State legislation to reduce greenhouse gas emissions and promote clean electricity has made Colorado a leader in environmental protection.
That was the optimistic message brought to Durango on Wednesday by Will Toor, director of the Colorado Energy Office. He is the former director of the transportation program at the Southwest Energy Efficiency Project and a former mayor of Boulder and a Boulder County commissioner.
Toor is developing a road map to Colorado’s goals under the Climate Action Plan to Reduce Pollution, a bill passed in 2019 that calls for reducing greenhouse gas emissions from 2005 levels by 26% by 2025, 50% by 2030 and 90% by 2050.
“We’re trying to figure out how in the heck we are going to meet the goals the legislation has set,” Toor told about 100 people who attended the Green Business Roundtable on Wednesday at the Strater Hotel.
Toor said the Energy Office had assessed where the state was heading on greenhouse gas emissions before the election of Gov. Jared Polis and where the state needs to be, based on 14 to 16 bills passed last year to decrease emissions, tighten environmental protections, promote electrification of the transportation system and create incentives for energy-efficient businesses and homes.
The road map aims to address gaps between the state’s current actions and the Legislature’s more ambitious goals.
Public outreach is key to finding creative solutions to meet goals for reduced greenhouse gases, and Toor asked residents to help develop the road map by commenting at the Colorado Energy Office’s website.

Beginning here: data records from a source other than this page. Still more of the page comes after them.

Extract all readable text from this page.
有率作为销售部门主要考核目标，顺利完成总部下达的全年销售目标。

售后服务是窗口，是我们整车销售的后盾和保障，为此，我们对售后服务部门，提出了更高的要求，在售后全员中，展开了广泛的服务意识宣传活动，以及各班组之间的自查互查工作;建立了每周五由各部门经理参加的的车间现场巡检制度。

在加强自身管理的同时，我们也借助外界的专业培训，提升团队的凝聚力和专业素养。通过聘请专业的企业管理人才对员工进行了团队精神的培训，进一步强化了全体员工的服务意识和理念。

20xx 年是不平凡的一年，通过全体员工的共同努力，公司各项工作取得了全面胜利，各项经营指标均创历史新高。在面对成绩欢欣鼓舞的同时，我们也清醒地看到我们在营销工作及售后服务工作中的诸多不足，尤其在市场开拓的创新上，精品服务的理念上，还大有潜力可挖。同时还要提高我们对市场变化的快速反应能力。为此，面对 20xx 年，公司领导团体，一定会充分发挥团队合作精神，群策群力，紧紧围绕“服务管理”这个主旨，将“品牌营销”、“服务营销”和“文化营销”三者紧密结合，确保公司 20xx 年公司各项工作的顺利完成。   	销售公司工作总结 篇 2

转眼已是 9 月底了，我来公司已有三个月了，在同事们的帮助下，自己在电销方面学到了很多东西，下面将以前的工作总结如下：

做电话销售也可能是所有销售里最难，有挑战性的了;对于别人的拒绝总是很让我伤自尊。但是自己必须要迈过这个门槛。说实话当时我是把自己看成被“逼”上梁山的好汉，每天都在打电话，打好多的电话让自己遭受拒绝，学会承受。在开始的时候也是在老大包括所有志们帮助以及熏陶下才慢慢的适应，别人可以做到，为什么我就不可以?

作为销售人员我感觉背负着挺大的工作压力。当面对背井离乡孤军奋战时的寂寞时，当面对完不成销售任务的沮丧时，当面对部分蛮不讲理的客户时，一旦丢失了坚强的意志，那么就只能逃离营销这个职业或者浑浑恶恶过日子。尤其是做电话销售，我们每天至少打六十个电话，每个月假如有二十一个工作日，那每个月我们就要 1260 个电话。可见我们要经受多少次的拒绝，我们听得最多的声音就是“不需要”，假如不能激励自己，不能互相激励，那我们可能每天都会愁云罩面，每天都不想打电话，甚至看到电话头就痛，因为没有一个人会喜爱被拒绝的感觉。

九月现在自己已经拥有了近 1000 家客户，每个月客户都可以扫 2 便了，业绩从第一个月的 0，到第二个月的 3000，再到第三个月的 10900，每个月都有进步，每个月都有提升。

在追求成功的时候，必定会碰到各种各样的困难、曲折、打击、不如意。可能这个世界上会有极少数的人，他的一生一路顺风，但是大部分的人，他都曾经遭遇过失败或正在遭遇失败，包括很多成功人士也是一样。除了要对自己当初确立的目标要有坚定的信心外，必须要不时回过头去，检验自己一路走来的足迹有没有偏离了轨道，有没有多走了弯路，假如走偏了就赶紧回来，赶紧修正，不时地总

The Energy Office is scheduled to present a road map to Polis in six months.
“The action taken in the last year has helped the state reduce greenhouse gas emissions by 19%, but we still have a gap of 9 million tons of greenhouse gas emissions we need to eliminate to meet the goals set last year,” Toor said.
Toor said passage of Senate Bill 19-336 – which reauthorized the state Public Utility Commission and emphasized that utilities develop clean energy plans – provided incentives for Tri-State Generation and Transmission to reduce its reliance on coal generating plants and move to renewables.
In January, Tri-State, which supplies 95% of the electricity used by La Plata Electric Association and other rural electric cooperatives, announced plans to build solar and wind generating facilities across the Four Corners to help offset the loss of power from closing Escalante Station near Prewitt, New Mexico, by the end of 2020 and the Craig Station and Colowyo Mine in northwest Colorado by 2030.
Among Tri-State’s planned solar projects are a 120-megawatt solar array in La Plata County, which could power about 36,000 homes, and another in Dolores County that would generate a 110-megawatts and could power 32,000 homes.
Tri-State CEO Duane Highley, who assumed the position in February 2019, worked with the Polis administration and state lawmakers to pass a PUC reauthorization bill that emphasized cleaner power generation, Toor said.
He called that a major change from previous leadership teams at Tri-State that had opposed increased state demands on clean energy and increased regulation.
“Instead of coming out saying the Legislature had declared war on rural Colorado, the new CEO thanked Polis in a tweet for working with them to craft legislation they could support,” Toor said.
Guinn Unger, who represents north and east La Plata County on the LPEA Board of Directors, said he has worries the new Tri-State solar project in the county was devised without local input and that it could hinder LPEA’s own efforts to pursue greater solar generation.
But despite his concerns, Unger also said the state legislation has pushed Tri-State in a greener direction.
“I don’t think Tri-State would be doing what they are doing without that state legislation,” he said.